Submitted by MohamedRashad t3_y14lvd in MachineLearning
Blutorangensaft t1_irvo011 wrote
Reply to comment by MohamedRashad in [D] Reversing Image-to-text models to get the prompt by MohamedRashad
Wikipedia: " Stable Diffusion is a deep learning, text-to-image model released by startup StabilityAI in 2022. It is primarily used to generate detailed images conditioned on text descriptions"
If we take the example prompt "a photograph of an astronaut riding a horse" (see Wiki), I don't see how that is much different from an image caption. I guess the only difference is it specifies the visual medium, so eg a photo, painting, or the like.
I don't think there is a difference between prompt and caption and you might be overthinking this. However, you could always make captions sound more like prompts (if the specified medium is the only difference) by looking for specific datasets with a certain wording or manually adapting the data yourself.
MohamedRashad OP t1_irvovxd wrote
Maybe you are right (maybe I am overthinking the problem) I will give Image Captioning another try and see if it will work.
_Arsenie_Boca_ t1_irw1ti7 wrote
No, I believe you are right to think that an arbitrary image captioning model cannot accurately generate prompts that actually lead to a very similar image. Afterall, the prompts are very model-dependent.

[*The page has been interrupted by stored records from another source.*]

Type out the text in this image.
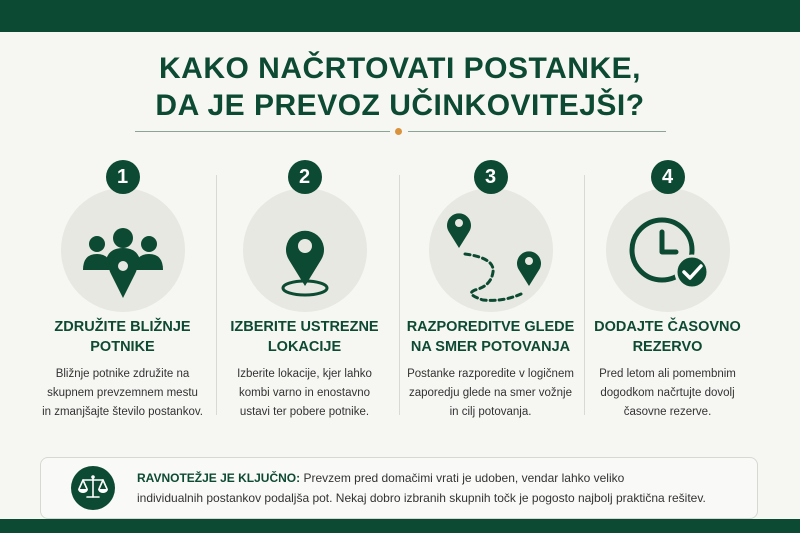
KAKO NAČRTOVATI POSTANKE,
DA JE PREVOZ UČINKOVITEJŠI?
1
ZDRUŽITE BLIŽNJE
POTNIKE
Bližnje potnike združite na
skupnem prevzemnem mestu
in zmanjšajte število postankov.
2
IZBERITE USTREZNE
LOKACIJE
Izberite lokacije, kjer lahko
kombi varno in enostavno
ustavi ter pobere potnike.
3
RAZPOREDITVE GLEDE
NA SMER POTOVANJA
Postanke razporedite v logičnem
zaporedju glede na smer vožnje
in cilj potovanja.
4
DODAJTE ČASOVNO
REZERVO
Pred letom ali pomembnim
dogodkom načrtujte dovolj
časovne rezerve.
RAVNOTEŽJE JE KLJUČNO: Prevzem pred domačimi vrati je udoben, vendar lahko veliko
individualnih postankov podaljša pot. Nekaj dobro izbranih skupnih točk je pogosto najbolj praktična rešitev.
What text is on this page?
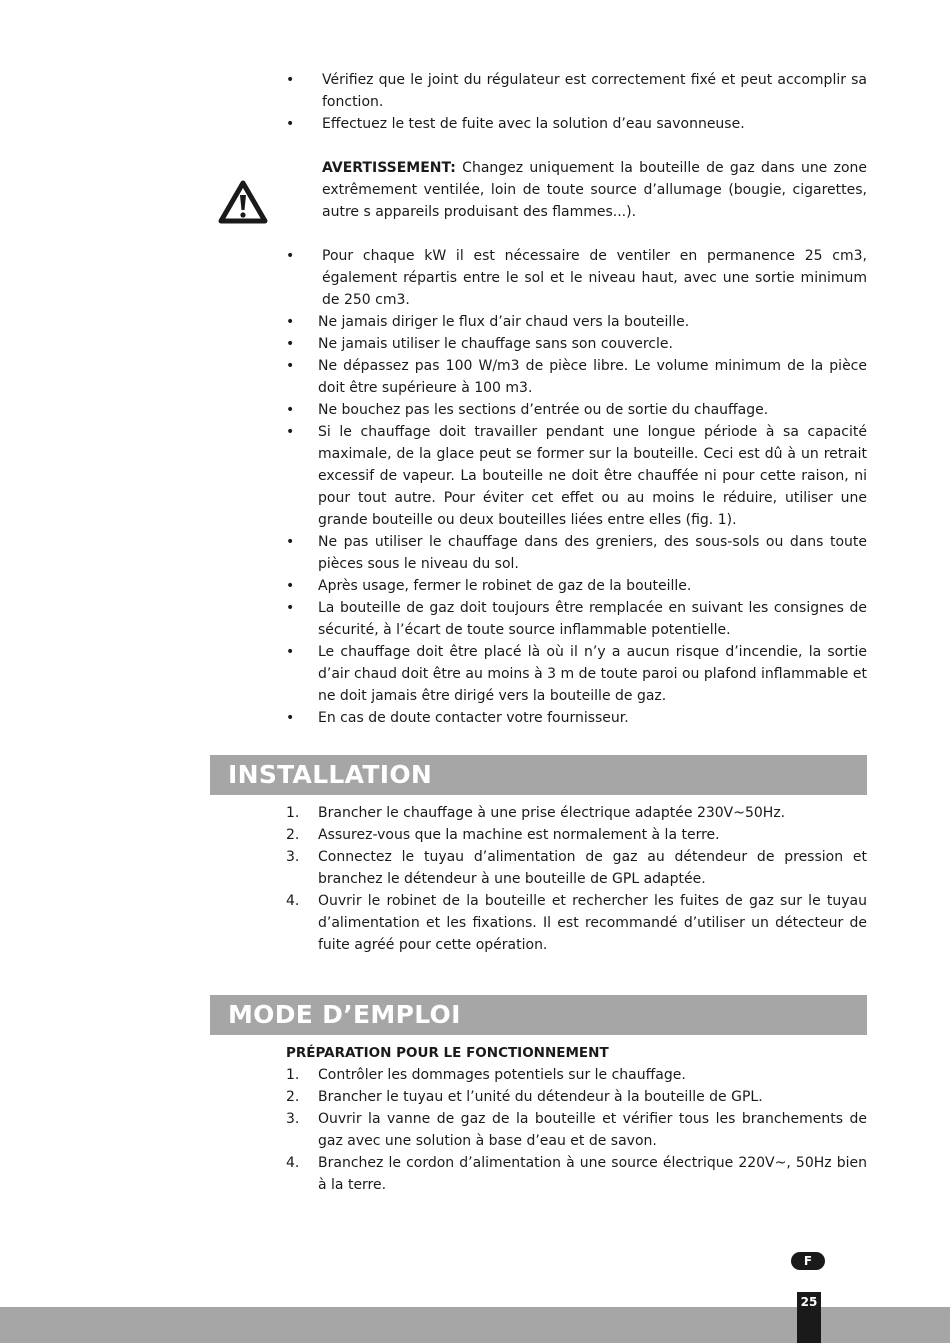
• Vérifiez que le joint du régulateur est correctement fixé et peut accomplir sa fonction.
• Effectuez le test de fuite avec la solution d’eau savonneuse.
AVERTISSEMENT: Changez uniquement la bouteille de gaz dans une zone extrêmement ventilée, loin de toute source d’allumage (bougie, cigarettes, autre s appareils produisant des flammes...).
• Pour chaque kW il est nécessaire de ventiler en permanence 25 cm3, également répartis entre le sol et le niveau haut, avec une sortie minimum de 250 cm3.
• Ne jamais diriger le flux d’air chaud vers la bouteille.
• Ne jamais utiliser le chauffage sans son couvercle.
• Ne dépassez pas 100 W/m3 de pièce libre. Le volume minimum de la pièce doit être supérieure à 100 m3.
• Ne bouchez pas les sections d’entrée ou de sortie du chauffage.
• Si le chauffage doit travailler pendant une longue période à sa capacité maximale, de la glace peut se former sur la bouteille. Ceci est dû à un retrait excessif de vapeur. La bouteille ne doit être chauffée ni pour cette raison, ni pour tout autre. Pour éviter cet effet ou au moins le réduire, utiliser une grande bouteille ou deux bouteilles liées entre elles (fig. 1).
• Ne pas utiliser le chauffage dans des greniers, des sous-sols ou dans toute pièces sous le niveau du sol.
• Après usage, fermer le robinet de gaz de la bouteille.
• La bouteille de gaz doit toujours être remplacée en suivant les consignes de sécurité, à l’écart de toute source inflammable potentielle.
• Le chauffage doit être placé là où il n’y a aucun risque d’incendie, la sortie d’air chaud doit être au moins à 3 m de toute paroi ou plafond inflammable et ne doit jamais être dirigé vers la bouteille de gaz.
• En cas de doute contacter votre fournisseur.
INSTALLATION
1. Brancher le chauffage à une prise électrique adaptée 230V~50Hz.
2. Assurez-vous que la machine est normalement à la terre.
3. Connectez le tuyau d’alimentation de gaz au détendeur de pression et branchez le détendeur à une bouteille de GPL adaptée.
4. Ouvrir le robinet de la bouteille et rechercher les fuites de gaz sur le tuyau d’alimentation et les fixations. Il est recommandé d’utiliser un détecteur de fuite agréé pour cette opération.
MODE D’EMPLOI
PRÉPARATION POUR LE FONCTIONNEMENT
1. Contrôler les dommages potentiels sur le chauffage.
2. Brancher le tuyau et l’unité du détendeur à la bouteille de GPL.
3. Ouvrir la vanne de gaz de la bouteille et vérifier tous les branchements de gaz avec une solution à base d’eau et de savon.
4. Branchez le cordon d’alimentation à une source électrique 220V~, 50Hz bien à la terre.
F
25
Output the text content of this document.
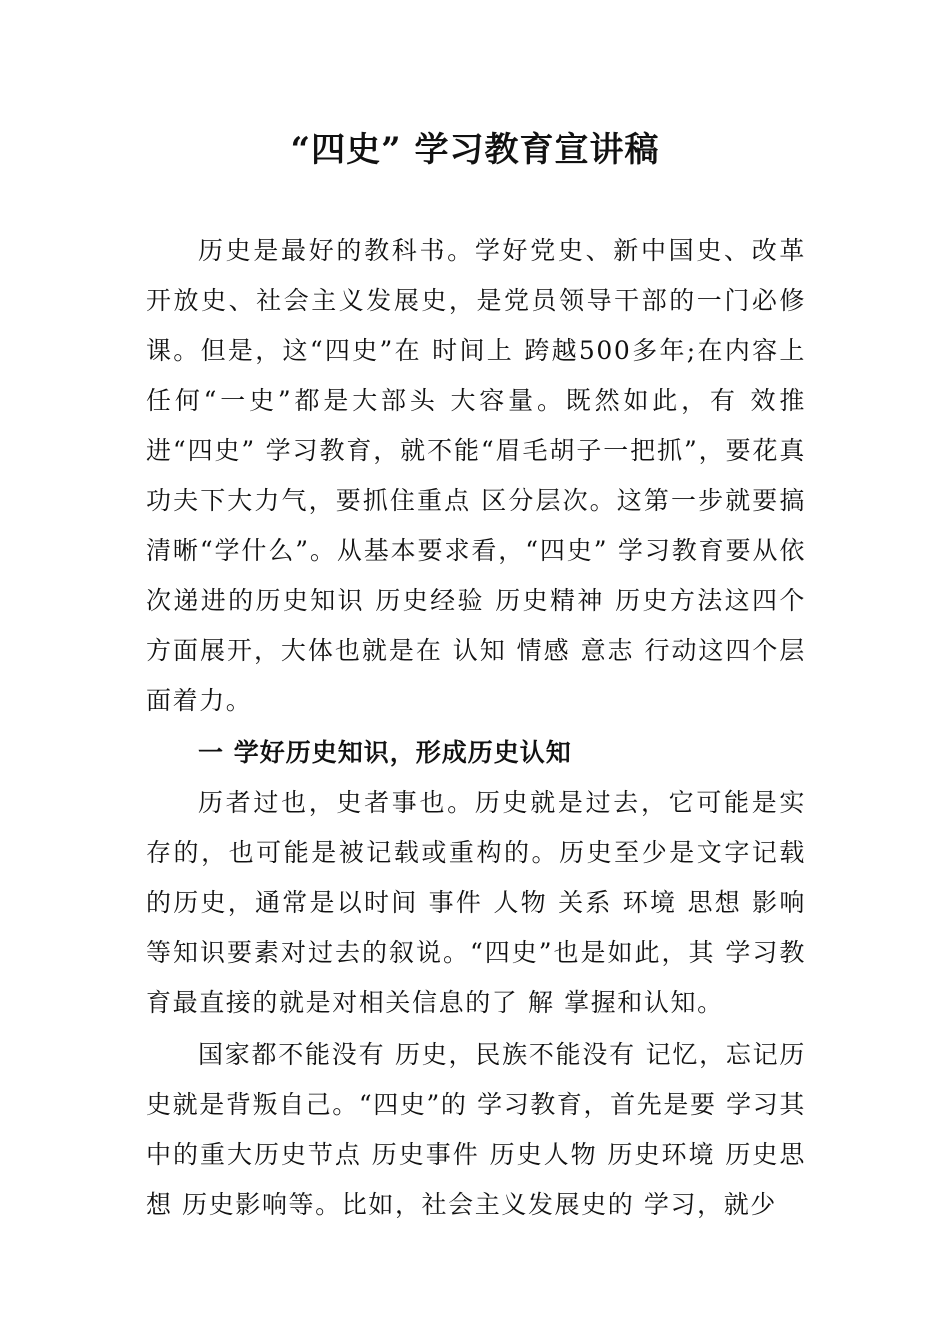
“四史” 学习教育宣讲稿

历史是最好的教科书。学好党史、新中国史、改革开放史、社会主义发展史，是党员领导干部的一门必修课。但是，这“四史”在 时间上 跨越500多年;在内容上 任何“一史”都是大部头 大容量。既然如此，有 效推进“四史” 学习教育，就不能“眉毛胡子一把抓”，要花真功夫下大力气，要抓住重点 区分层次。这第一步就要搞清晰“学什么”。从基本要求看，“四史” 学习教育要从依次递进的历史知识 历史经验 历史精神 历史方法这四个方面展开，大体也就是在 认知 情感 意志 行动这四个层面着力。

一 学好历史知识，形成历史认知

历者过也，史者事也。历史就是过去，它可能是实存的，也可能是被记载或重构的。历史至少是文字记载的历史，通常是以时间 事件 人物 关系 环境 思想 影响等知识要素对过去的叙说。“四史”也是如此，其 学习教育最直接的就是对相关信息的了 解 掌握和认知。

国家都不能没有 历史，民族不能没有 记忆，忘记历史就是背叛自己。“四史”的 学习教育，首先是要 学习其 中的重大历史节点 历史事件 历史人物 历史环境 历史思想 历史影响等。比如，社会主义发展史的 学习，就少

Maybe you could use something similar to prompt tuning. Use a number of randomly initialized prompt embeddings, generate an image and backprop the distance between your target image and the generated image. After convergence, you can perform a nearest neighbor search to find the words closest to the embeddings.
Not sure if this has been done, but I think it should work reasonably well
MohamedRashad OP t1_irw4soy wrote
This is actually the first idea that came to me when thinking about this problem ... Backpropgating the output image until I reach the text representation that made it happen then use the distance function to get the closest words to this representation.
My biggest problem with this idea was the variable length of input words ... The search space for the best words to describe the image will be huge if there is no limit on the number of words that I can use to describe the image.
​
What are your thoughts about this (I would love to hear them)?
_Arsenie_Boca_ t1_irwat46 wrote
Thats a fair point. You would have a fixed length for the prompt.
Not sure if this makes sense but you could use an LSTM with arbitrary constant input to generate a variable-length sequence of embeddings and optimize the LSTM rather than the embeddings directly.